18/02/2026
Aujourd'hui, j'ai perdu mon grand chien noir. Mon compagnon de dix ans...
Il y a des peines qui se passent de mots. Alors je lui offre ceux-ci, que j'ai écrits pour "L'Œil du Cheval", L'oracle co-écrit avec Jade Ladeyn qui paraîtra en 2026.
La carte 29 s'appelle Le Passage.
Je ne savais pas, en l'écrivant, qu'elle serait aussi pour lui. ✨🌈 Repose en paix Mac 💔
"Le vieux mustang noir s'éloigne. Ses pas sont lents, mesurés. Il sait. Le troupeau sait. Personne ne le retient. C'est la loi ancestrale, quand vient l'heure, on part pour ne pas attirer les prédateurs sur le troupeau. Il grimpe péniblement vers un promontoire rocheux qu'il connaît depuis de nombreuses années.

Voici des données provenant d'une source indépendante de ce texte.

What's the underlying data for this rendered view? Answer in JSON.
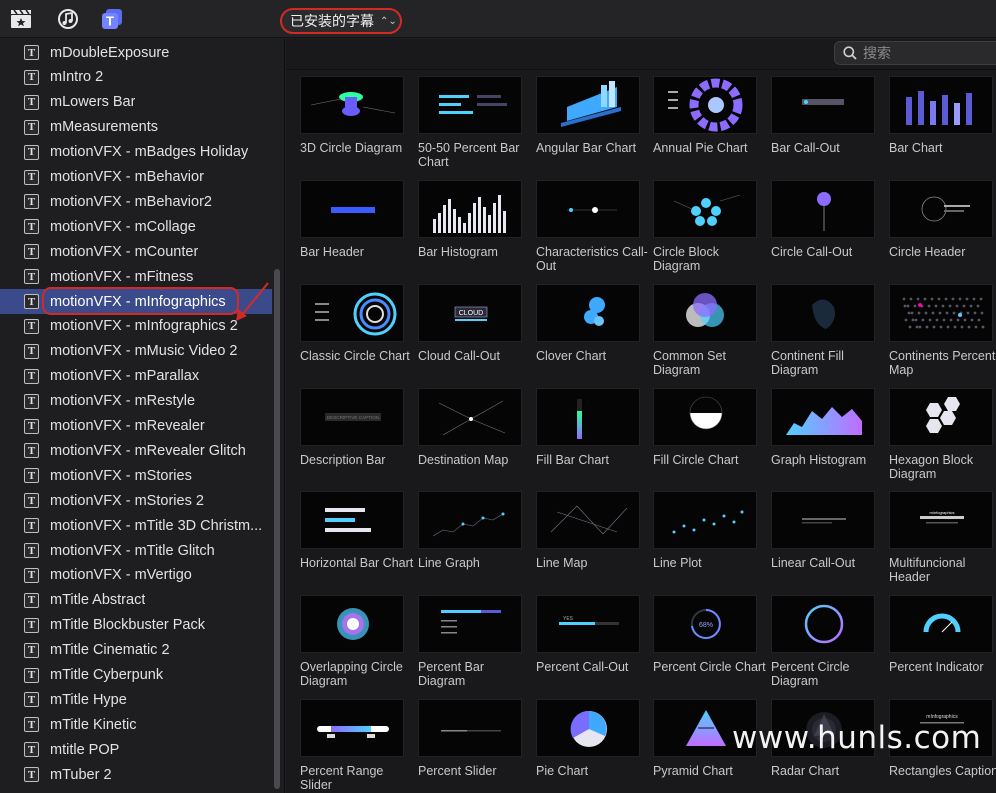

Les juments le regardent s'éloigner. La dominante hennit une fois, doucement. Il ne se retourne pas. Le jeune étalon qui convoitait sa place depuis des mois reste étrangement calme, tête basse. Même lui comprend que ce n'est pas une victoire mais un passage de flambeau dans l'ordre naturel des choses.
Sur son rocher, face au couchant, le vieux mustang s'allonge pour la dernière fois. En contrebas, le troupeau continue de paître mais reste groupé, veillant à distance. Quand la nuit tombe, il est encore là, respirant avec le vent du désert. Au matin, les vautours tournoient. Le troupeau s'éloigne vers de nouveaux pâturages, emportant dans sa mémoire collective la sagesse de celui qui savait quand partir. Son corps nourrira la terre qui l'a nourri. Le cycle continue.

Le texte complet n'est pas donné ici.